Souvent perçue comme une menace pour l’emploi, l’IA pourrait pourtant représenter une aubaine, si la Tunisie parvenait à valoriser ses atouts dans ce domaine.
La Presse — L’irruption de l’IA sur le marché du travail ne sera pas sans conséquences. Dans les pays industrialisés, elle gagne du terrain, empiétant surtout sur les industries de pointe. Son impact socioéconomique interpelle : entre accroissement de la performance économique et montée d’un chômage de masse, il est difficile de trancher.
Un dilemme qui a d’ailleurs été mis sur la table lors d’une rencontre organisée hier dans le cadre des Petits déjeuners de l’économie — une initiative portée par le projet Savoir Eco, financé par l’Union européenne et mise en œuvre par « Expertise France », en collaboration avec le Programme d’appui aux médias en Tunisie (Pamt2).
Le débat, tenu sous le thème « Réforme du marché du travail en Tunisie : quel équilibre entre protection sociale et performance économique à l’ère du numérique ? », a réuni des représentants des médias, des experts et des entrepreneurs. Il a permis d’aborder plusieurs thématiques, dont l’impact de l’intelligence artificielle sur le marché de l’emploi tunisien.
Intervenant sur le sujet, Amine Chouaieb, vice-président de la Chambre des jeunes dirigeants (CJD), a mis en évidence deux idées principales : d’un côté, la nécessité de réfléchir à l’avenir de l’emploi à l’ère de l’IA, et de l’autre, le potentiel de la Tunisie à se positionner sur cette nouvelle chaîne de valeur.
Citant Elon Musk, qui a un jour affirmé que les pays et les entreprises devront envisager la mise en place d’un revenu universel en réponse au chômage de masse provoqué par l’IA, Chouaieb a appelé à une réflexion sur l’avenir du marché de l’emploi. Un tsunami qui, selon lui, n’épargnera probablement pas la Tunisie.
« L’IA va aussi impacter les gens qui ne sont pas diplômés, parce qu’il y a des emplois moins qualifiés. Les employés les plus impactés seront ceux dont la tâche est à très faible valeur ajoutée et donc automatisable. Aujourd’hui, il est clair que l’IA va avoir un impact sur cette catégorie d’employés, notamment sur les métiers du call center, juridique simple, ceux de la comptabilité, et autres.

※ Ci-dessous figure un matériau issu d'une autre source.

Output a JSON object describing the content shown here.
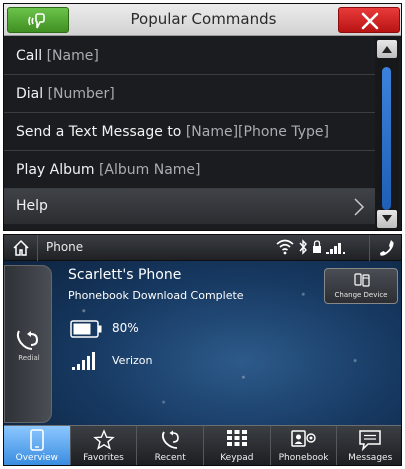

On le voit déjà aujourd’hui dans nos entreprises, cette transformation commence à prendre forme : il n’y a plus de compte rendu, les emails sont automatisés … On commence à le voir », a-t-il souligné dans une déclaration accordée à La Presse.
La formation des ingénieurs, statisticiens et mathématiciens, un atout pour la Tunisie
Mais, comme toute destruction créatrice, l’IA va permettre aussi l’émergence de nouveaux métiers. Dans ce sens, le jeune entrepreneur a évoqué la notion d’« employé amélioré » : un employé conscient des limites de l’IA, mais qui l’utilise pour exceller là où elle échoue. L’IA peut également entraîner un autre aspect positif : la création de plus en plus de métiers à forte valeur ajoutée qui vont être, par contre, sous tension.
« L’IA aura un impact positif sur ceux qui se préparent à cette transformation. La Tunisie, qui forme un grand nombre d’ingénieurs, peut miser sur les métiers à très forte valeur ajoutée, comme les statistiques ou les mathématiques. Elle doit s’y préparer, tant sur le plan énergétique que numérique, avec des data centers et des investissements massifs », a-t-il ajouté. Chouaieb a également souligné que la Tunisie peut devenir un playground pour développer des compétences, des algorithmes et des connaissances exportables à l’international.
Il cite d’ailleurs le dernier classement africain, dans lequel la Tunisie se positionne à la 2e place en matière d’IA sur le continent, comme un indicateur de ce potentiel.
« On a vu émerger des start-up IA. La Tunisie, grâce aux ingénieurs qu’elle forme et aux talents qu’elle fait émerger, peut rayonner dans ce domaine. Mais pour cela, il faut d’abord construire notre propre data, la préparer, créer une souveraineté sur nos informations afin de la valoriser nous-mêmes et ne pas dépendre des IA étrangères », a-t-il affirmé.
Il a ajouté que face à la course effrénée à l’IA que se livrent la Chine, l’Europe et les États-Unis, la Tunisie doit savoir se positionner sur cette chaîne de valeur, non pas uniquement en matière de capacité de calcul, mais aussi en matière d’organisation et de valorisation de données. D’après lui, les Tunisiens peuvent également se distinguer sur des métiers où aujourd’hui il y a un désert technologique et sur lesquels ils peuvent être très compétitifs.